Assim, percebo que uma mudança estratégica de grandes proporções na gestão dos negócios está em curso. O público exige de modo crescente que as empresas tenham compromisso sincero e duradouro com pautas sociais e ambientalmente sustentáveis. Os governos, o nosso e quase todos, não têm capacidade por si só de conduzir essa agenda. Cabe às organizações em geral, e às grandes em particular, liderar os esforços, dar o exemplo e se apropriar dessa agenda. Aquelas que não entenderem seu novo papel correm o risco de se tornarem irrelevantes, o que de pior pode acontecer para um negócio.

Governos da União Europeia, dos EUA e da China, além de organismos multilaterais, estão batendo o bumbo regulatório em favor da descarbonização já há tempos e os ecos chegaram ao nível executivo das organizações, tanto por meio da voz ainda parcialmente difusa da sociedade, quanto de forma mais estruturada, vinda do Conselho de Administração.

O ritmo da mudança que se espera exige revisão das políticas e medidas práticas na busca por encontrar um novo caminho para geração de valor – mesmo que implique em perdas no curto prazo. Nesse momento em que fazer é absolutamente necessário, passa a ser estratégico encontrar formas eficientes de comunicar o progresso na arena socioambiental. E aí mora um perigo...

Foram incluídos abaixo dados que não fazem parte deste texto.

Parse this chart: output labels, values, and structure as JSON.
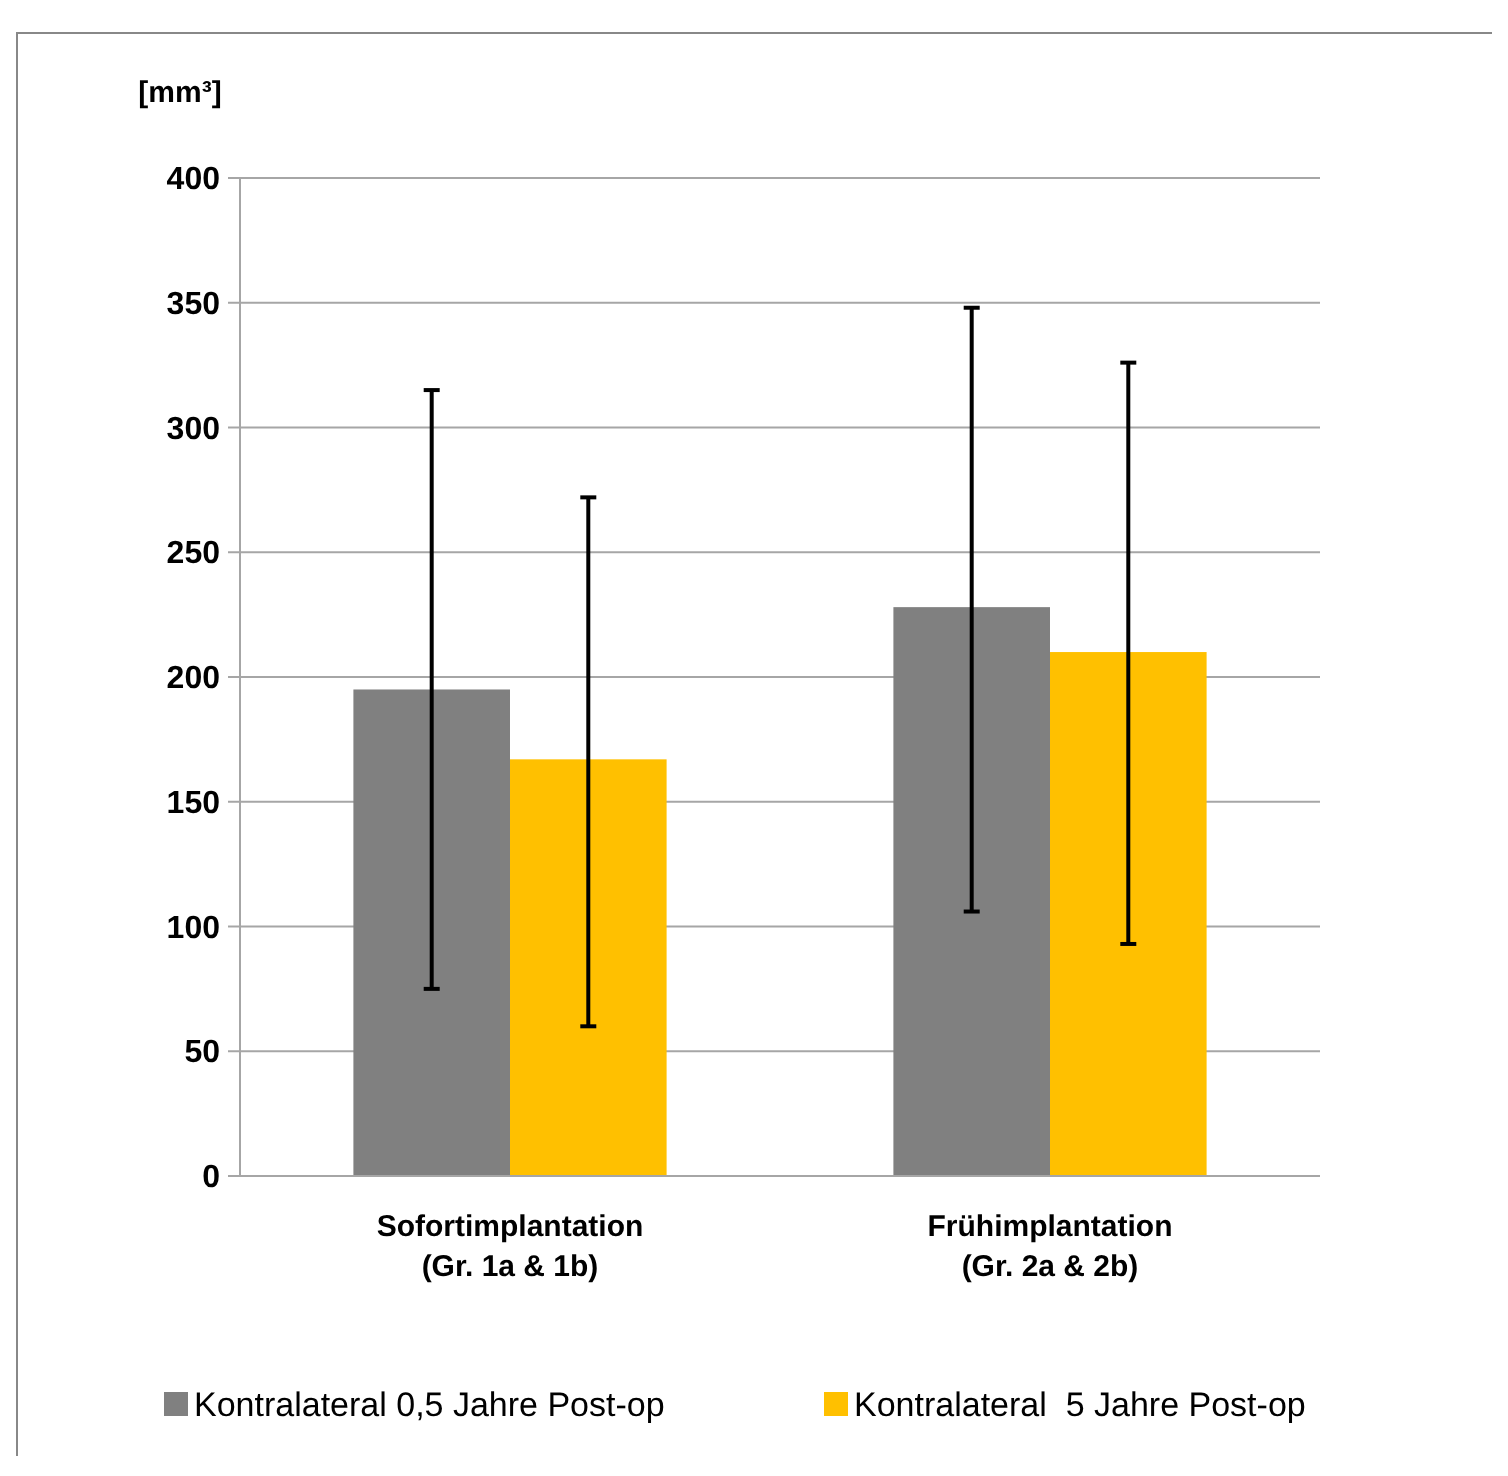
{
  "chart_data": {
    "type": "bar",
    "ylabel": "[mm³]",
    "categories": [
      "Sofortimplantation\n(Gr. 1a & 1b)",
      "Frühimplantation\n(Gr. 2a & 2b)"
    ],
    "series": [
      {
        "name": "Kontralateral 0,5 Jahre Post-op",
        "color": "#808080",
        "values": [
          195,
          228
        ],
        "errors": [
          [
            75,
            315
          ],
          [
            106,
            348
          ]
        ]
      },
      {
        "name": "Kontralateral  5 Jahre Post-op",
        "color": "#ffc000",
        "values": [
          167,
          210
        ],
        "errors": [
          [
            60,
            272
          ],
          [
            93,
            326
          ]
        ]
      }
    ],
    "ylim": [
      0,
      400
    ],
    "yticks": [
      0,
      50,
      100,
      150,
      200,
      250,
      300,
      350,
      400
    ],
    "grid": "y",
    "legend": "bottom"
  }
}
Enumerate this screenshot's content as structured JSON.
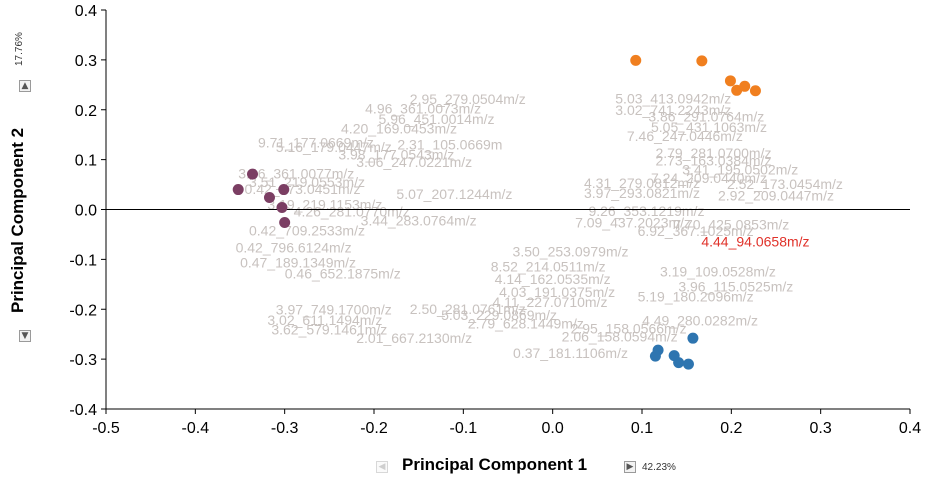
{
  "chart_data": {
    "type": "scatter",
    "title": "",
    "xlabel": "Principal Component 1",
    "ylabel": "Principal Component 2",
    "x_variance": "42.23%",
    "y_variance": "17.76%",
    "xlim": [
      -0.5,
      0.4
    ],
    "ylim": [
      -0.4,
      0.4
    ],
    "xticks": [
      "-0.5",
      "-0.4",
      "-0.3",
      "-0.2",
      "-0.1",
      "0.0",
      "0.1",
      "0.2",
      "0.3",
      "0.4"
    ],
    "yticks": [
      "-0.4",
      "-0.3",
      "-0.2",
      "-0.1",
      "0.0",
      "0.1",
      "0.2",
      "0.3",
      "0.4"
    ],
    "grid": false,
    "legend": "none",
    "score_groups": [
      {
        "color": "#7b3e63",
        "points": [
          [
            -0.352,
            0.04
          ],
          [
            -0.336,
            0.071
          ],
          [
            -0.317,
            0.024
          ],
          [
            -0.303,
            0.004
          ],
          [
            -0.301,
            0.04
          ],
          [
            -0.3,
            -0.026
          ]
        ]
      },
      {
        "color": "#f07f1f",
        "points": [
          [
            0.093,
            0.299
          ],
          [
            0.167,
            0.298
          ],
          [
            0.199,
            0.258
          ],
          [
            0.206,
            0.239
          ],
          [
            0.215,
            0.247
          ],
          [
            0.227,
            0.238
          ]
        ]
      },
      {
        "color": "#2e75b0",
        "points": [
          [
            0.118,
            -0.282
          ],
          [
            0.115,
            -0.294
          ],
          [
            0.136,
            -0.293
          ],
          [
            0.141,
            -0.307
          ],
          [
            0.152,
            -0.31
          ],
          [
            0.157,
            -0.258
          ]
        ]
      }
    ],
    "loading_labels": [
      {
        "text": "2.95_279.0504m/z",
        "x": -0.095,
        "y": 0.222
      },
      {
        "text": "4.96_361.0073m/z",
        "x": -0.145,
        "y": 0.203
      },
      {
        "text": "5.96_451.0014m/z",
        "x": -0.13,
        "y": 0.181
      },
      {
        "text": "4.20_169.0453m/z",
        "x": -0.172,
        "y": 0.162
      },
      {
        "text": "9.71_177.0669m/z",
        "x": -0.265,
        "y": 0.134
      },
      {
        "text": "5.16_179.0447m/z",
        "x": -0.245,
        "y": 0.125
      },
      {
        "text": "2.31_105.0669m",
        "x": -0.115,
        "y": 0.13
      },
      {
        "text": "3.98_177.0543m/z",
        "x": -0.175,
        "y": 0.11
      },
      {
        "text": "3.06_247.0221m/z",
        "x": -0.155,
        "y": 0.095
      },
      {
        "text": "3.96_361.0077m/z",
        "x": -0.287,
        "y": 0.072
      },
      {
        "text": "3.51_219.0553m/z",
        "x": -0.275,
        "y": 0.055
      },
      {
        "text": "0.42_173.0451m/z",
        "x": -0.28,
        "y": 0.041
      },
      {
        "text": "5.07_207.1244m/z",
        "x": -0.11,
        "y": 0.031
      },
      {
        "text": "3.19_219.1153m/z",
        "x": -0.255,
        "y": 0.01
      },
      {
        "text": "4.26_281.0770m/z",
        "x": -0.225,
        "y": -0.004
      },
      {
        "text": "3.44_283.0764m/z",
        "x": -0.15,
        "y": -0.022
      },
      {
        "text": "0.42_709.2533m/z",
        "x": -0.275,
        "y": -0.042
      },
      {
        "text": "0.42_796.6124m/z",
        "x": -0.29,
        "y": -0.076
      },
      {
        "text": "0.47_189.1349m/z",
        "x": -0.285,
        "y": -0.106
      },
      {
        "text": "0.46_652.1875m/z",
        "x": -0.235,
        "y": -0.128
      },
      {
        "text": "3.97_749.1700m/z",
        "x": -0.245,
        "y": -0.201
      },
      {
        "text": "3.02_611.1494m/z",
        "x": -0.255,
        "y": -0.222
      },
      {
        "text": "3.62_579.1461m/z",
        "x": -0.25,
        "y": -0.241
      },
      {
        "text": "2.01_667.2130m/z",
        "x": -0.155,
        "y": -0.258
      },
      {
        "text": "2.50_281.0761m/z",
        "x": -0.095,
        "y": -0.199
      },
      {
        "text": "5.03_229.0869m/z",
        "x": -0.06,
        "y": -0.212
      },
      {
        "text": "2.79_628.1449m/z",
        "x": -0.03,
        "y": -0.229
      },
      {
        "text": "2.06_158.0594m/z",
        "x": 0.075,
        "y": -0.255
      },
      {
        "text": "0.37_181.1106m/z",
        "x": 0.02,
        "y": -0.288
      },
      {
        "text": "2.95_158.0566m/z",
        "x": 0.085,
        "y": -0.239
      },
      {
        "text": "4.49_280.0282m/z",
        "x": 0.165,
        "y": -0.223
      },
      {
        "text": "5.19_180.2096m/z",
        "x": 0.16,
        "y": -0.174
      },
      {
        "text": "3.19_109.0528m/z",
        "x": 0.185,
        "y": -0.124
      },
      {
        "text": "4.44_94.0658m/z",
        "x": 0.227,
        "y": -0.064,
        "highlight": true
      },
      {
        "text": "3.96_115.0525m/z",
        "x": 0.205,
        "y": -0.154
      },
      {
        "text": "8.52_214.0511m/z",
        "x": -0.005,
        "y": -0.114
      },
      {
        "text": "3.50_253.0979m/z",
        "x": 0.02,
        "y": -0.084
      },
      {
        "text": "4.11_227.0710m/z",
        "x": -0.003,
        "y": -0.185
      },
      {
        "text": "4.03_191.0375m/z",
        "x": 0.005,
        "y": -0.165
      },
      {
        "text": "4.14_162.0535m/z",
        "x": 0.0,
        "y": -0.139
      },
      {
        "text": "7.09_437.2023m/z",
        "x": 0.09,
        "y": -0.026
      },
      {
        "text": "9.26_353.1219m/z",
        "x": 0.105,
        "y": -0.003
      },
      {
        "text": "3.97_293.0821m/z",
        "x": 0.1,
        "y": 0.033
      },
      {
        "text": "4.31_279.0812m/z",
        "x": 0.1,
        "y": 0.053
      },
      {
        "text": "7.24_209.0440m/z",
        "x": 0.175,
        "y": 0.063
      },
      {
        "text": "2.73_163.0384m/z",
        "x": 0.18,
        "y": 0.098
      },
      {
        "text": "2.79_281.0700m/z",
        "x": 0.18,
        "y": 0.113
      },
      {
        "text": "7.46_247.0446m/z",
        "x": 0.148,
        "y": 0.147
      },
      {
        "text": "5.05_431.1063m/z",
        "x": 0.175,
        "y": 0.165
      },
      {
        "text": "3.86_291.0764m/z",
        "x": 0.172,
        "y": 0.186
      },
      {
        "text": "5.03_413.0942m/z",
        "x": 0.135,
        "y": 0.223
      },
      {
        "text": "3.02_741.2243m/z",
        "x": 0.135,
        "y": 0.2
      },
      {
        "text": "7.70_425.0853m/z",
        "x": 0.2,
        "y": -0.03
      },
      {
        "text": "3.41_195.0502m/z",
        "x": 0.21,
        "y": 0.08
      },
      {
        "text": "6.92_367.1025m/z",
        "x": 0.16,
        "y": -0.043
      },
      {
        "text": "2.52_173.0454m/z",
        "x": 0.26,
        "y": 0.051
      },
      {
        "text": "2.92_209.0447m/z",
        "x": 0.25,
        "y": 0.028
      }
    ]
  }
}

Em termos estritos, pode-se entender greenwashing como um desalinhamento, intencional ou não, entre a comunicação acerca do progresso em ações socioambientais e as evidências auditáveis desse progresso. Somam-se a esse conceito as promessas vazias e as expressões ambíguas, tais como ‘amigos da terra’ ou ‘sustentáveis’ e ainda o uso indevido de compensações ambientais.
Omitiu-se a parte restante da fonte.